David’s #36 – Twilight By Elie Wiesel


I was first introduced to Elie Wiesel several years ago through his incredible book “Night” while preparing for a mission trip to Cambodia with Ron and Mark.  It was recently suggested to me that I look at some of his other works, namely, “Twilight”.  It is no “Night”, but it was not bad.

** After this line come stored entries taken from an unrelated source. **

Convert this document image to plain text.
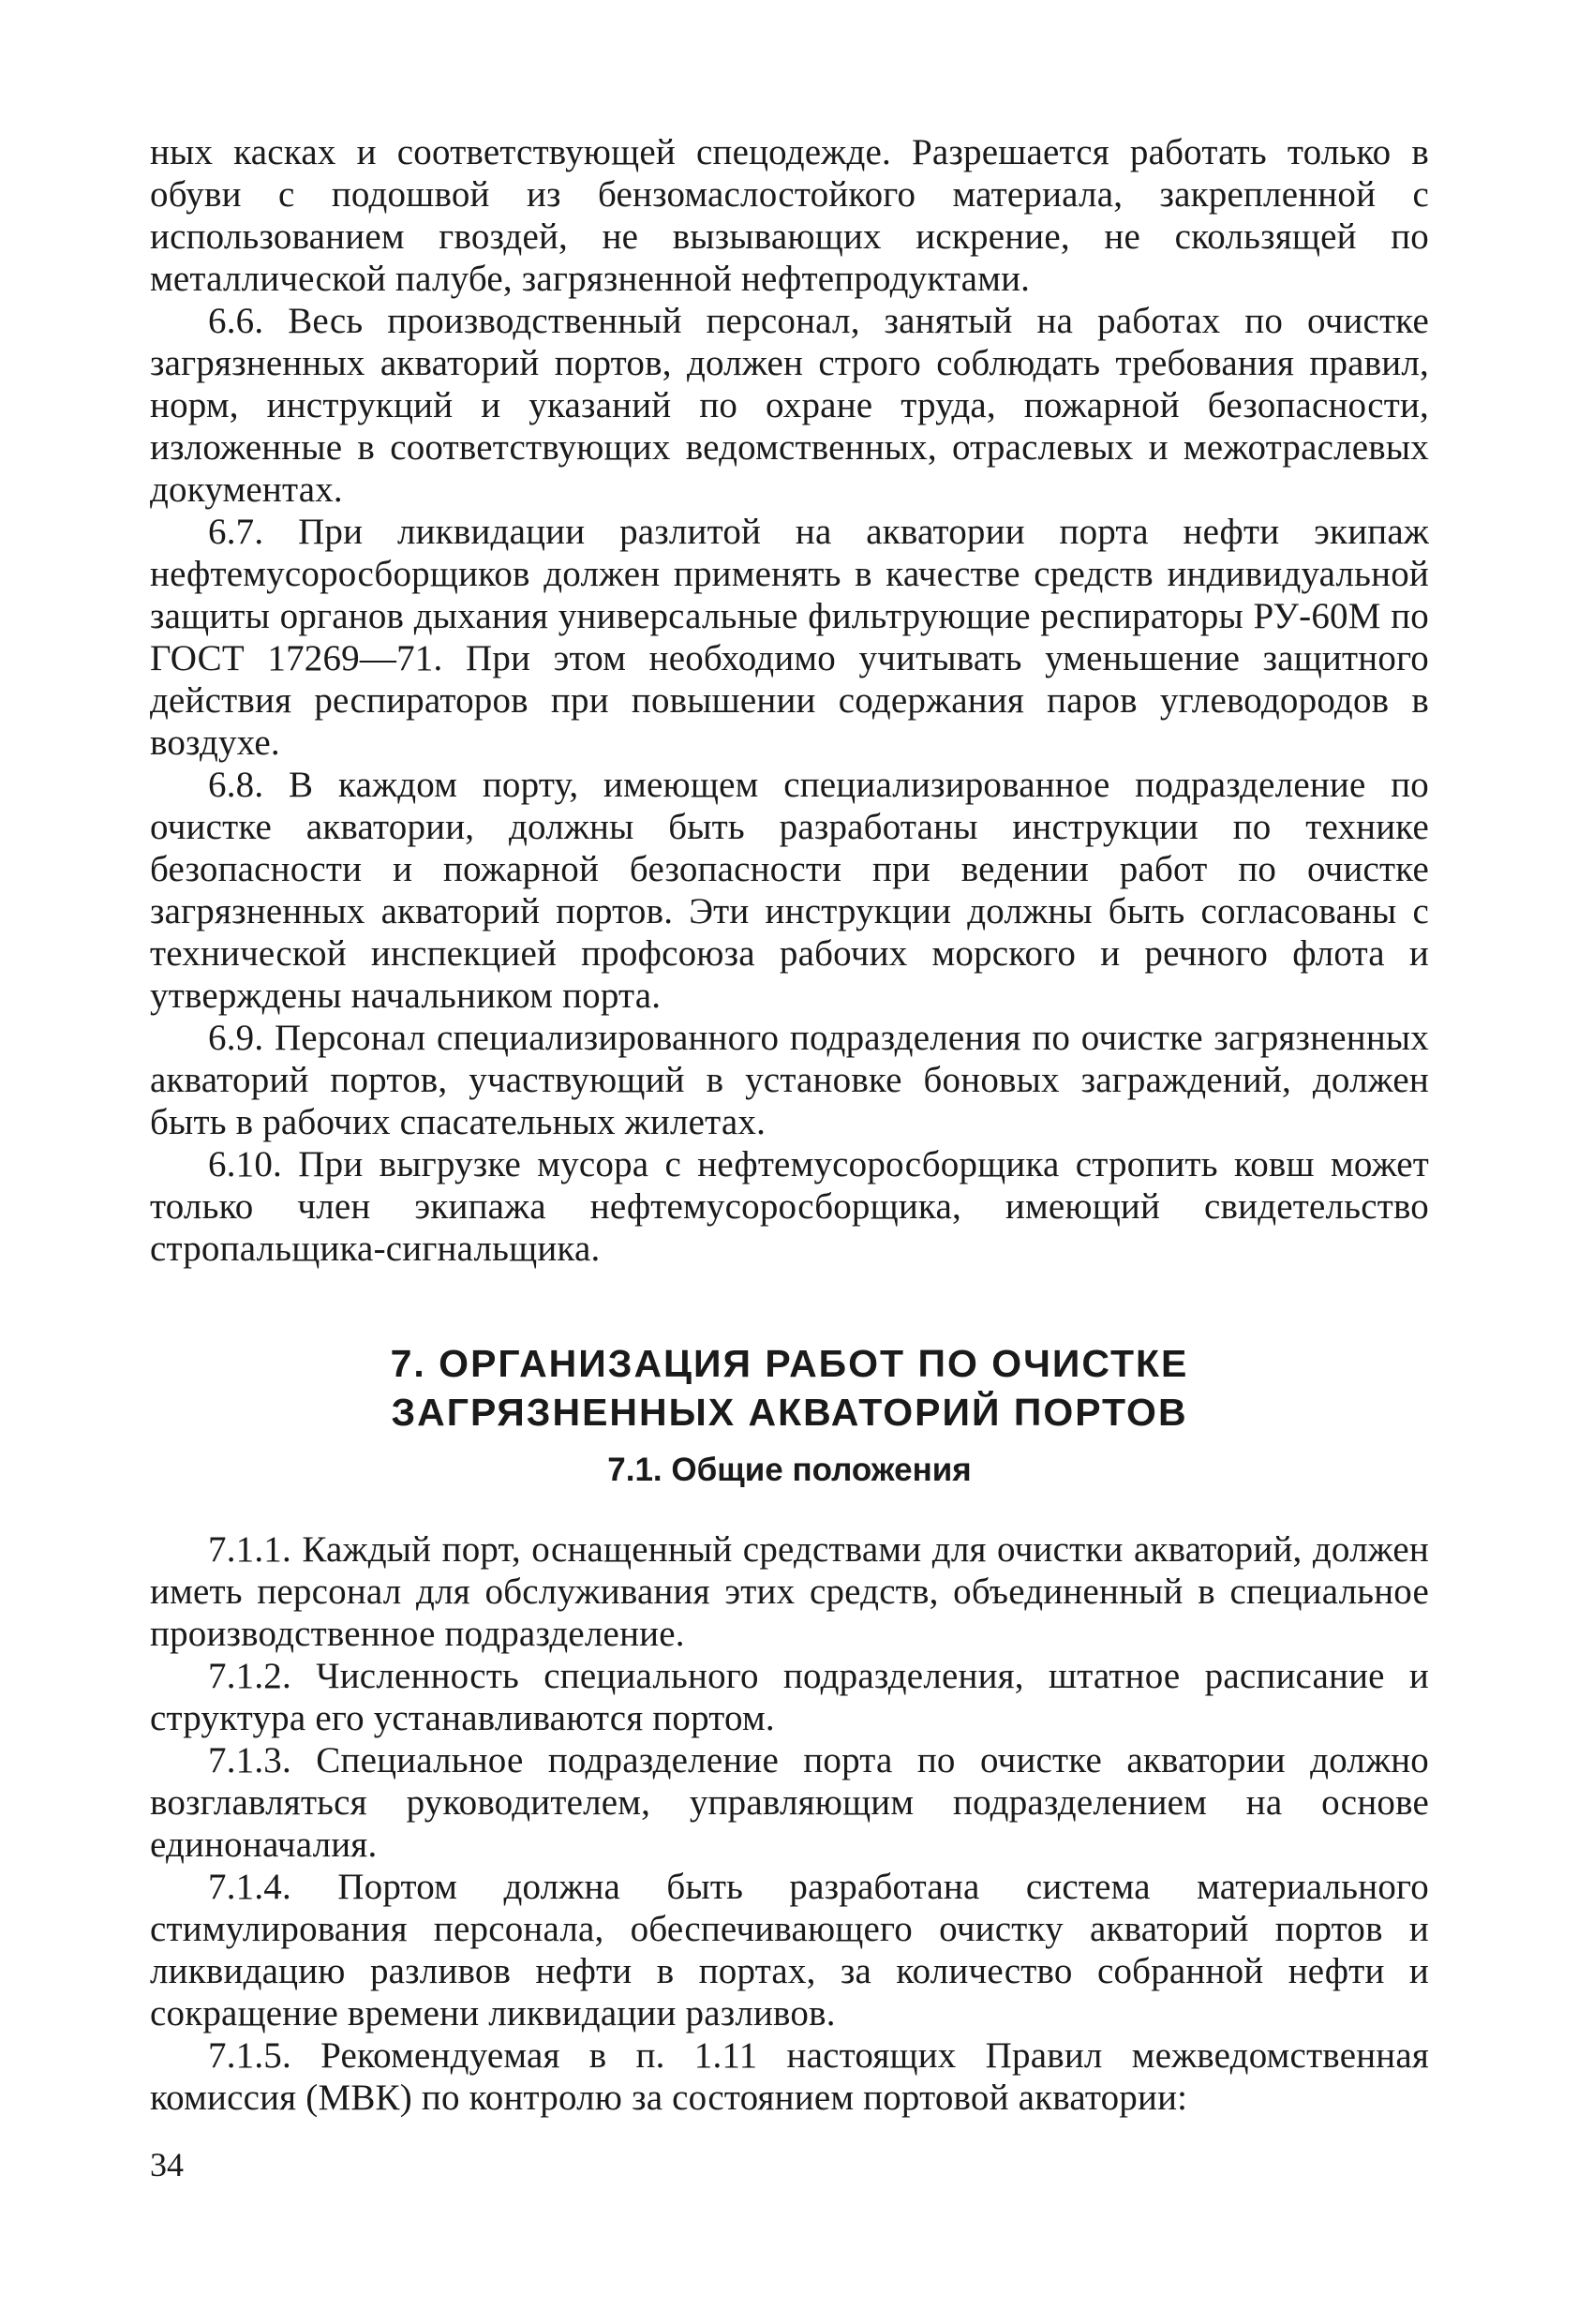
ных касках и соответствующей спецодежде. Разрешается работать только в обуви с подошвой из бензомаслостойкого материала, закрепленной с использованием гвоздей, не вызывающих искрение, не скользящей по металлической палубе, загрязненной нефтепродуктами.

6.6. Весь производственный персонал, занятый на работах по очистке загрязненных акваторий портов, должен строго соблюдать требования правил, норм, инструкций и указаний по охране труда, пожарной безопасности, изложенные в соответствующих ведомственных, отраслевых и межотраслевых документах.

6.7. При ликвидации разлитой на акватории порта нефти экипаж нефтемусоросборщиков должен применять в качестве средств индивидуальной защиты органов дыхания универсальные фильтрующие респираторы РУ-60М по ГОСТ 17269—71. При этом необходимо учитывать уменьшение защитного действия респираторов при повышении содержания паров углеводородов в воздухе.

6.8. В каждом порту, имеющем специализированное подразделение по очистке акватории, должны быть разработаны инструкции по технике безопасности и пожарной безопасности при ведении работ по очистке загрязненных акваторий портов. Эти инструкции должны быть согласованы с технической инспекцией профсоюза рабочих морского и речного флота и утверждены начальником порта.

6.9. Персонал специализированного подразделения по очистке загрязненных акваторий портов, участвующий в установке боновых заграждений, должен быть в рабочих спасательных жилетах.

6.10. При выгрузке мусора с нефтемусоросборщика стропить ковш может только член экипажа нефтемусоросборщика, имеющий свидетельство стропальщика-сигнальщика.

7. ОРГАНИЗАЦИЯ РАБОТ ПО ОЧИСТКЕ
ЗАГРЯЗНЕННЫХ АКВАТОРИЙ ПОРТОВ
7.1. Общие положения

7.1.1. Каждый порт, оснащенный средствами для очистки акваторий, должен иметь персонал для обслуживания этих средств, объединенный в специальное производственное подразделение.

7.1.2. Численность специального подразделения, штатное расписание и структура его устанавливаются портом.

7.1.3. Специальное подразделение порта по очистке акватории должно возглавляться руководителем, управляющим подразделением на основе единоначалия.

7.1.4. Портом должна быть разработана система материального стимулирования персонала, обеспечивающего очистку акваторий портов и ликвидацию разливов нефти в портах, за количество собранной нефти и сокращение времени ликвидации разливов.

7.1.5. Рекомендуемая в п. 1.11 настоящих Правил межведомственная комиссия (МВК) по контролю за состоянием портовой акватории:

34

“Twilight” tells the story of Raphael, an obsessed Jewish literature professor and Holocaust survivor, on a quest.  His search and a mysterious late night caller land him in a psychiatric ward, not as patient, but as a visiting professor.  He is searching in part for Pedro; his friend, mentor, and rescuer.  Pedro slipped from Raphael’s life years and he believes that Pedro is his key to understanding truth and fiction.  He is also searching for truth in a world of insanity.  But what place does a literature professor have as a guest researcher at a mental hospital?  The answer comes at least partially in the clientele of this particular facility.  During his visit, he encounters a variety of Biblical characters: Adam, Cain, Abraham, Joseph, Jesus, and others.  At least that is who this deranged cast believe themselves to be.  This is an interesting, possibly artistic approach but I had a hard time figuring out how it added to the book.  Wiesel provides enough madness in his retelling of the holocaust.  To me, the insanity of the Biblically based asylum patients, although interesting themselves, were a weak addition and did not quite fit.

Wiesel is an amazing storyteller.  “Twilight” is written as a series of flashbacks that keep you engaged but frustrated and clueless as to where the adventure is headed.  He does an excellent job of pulling the reader into the true horrors of what Jews experienced during the Holocaust:  persecution, imprisonment, torture, and families torn apart.  Unfortunately, the problem is that at the end of the book there is no resolution to the well-told story.  He does not provide answers to the tragedy or resolve his quest for truth.  Maybe this is by design.  Wiesel’s aim is more for the reader to examine the questions he is posing.

It is evident in his writing that he is a man with a tragic past.  He is an atheist desperately seeking truth; truth about struggles, pain, faith, life and existence.  He challenges God about how such atrocities and tragedy can occur.  When you do not see the Truth, speculation and question asking is all that you can do.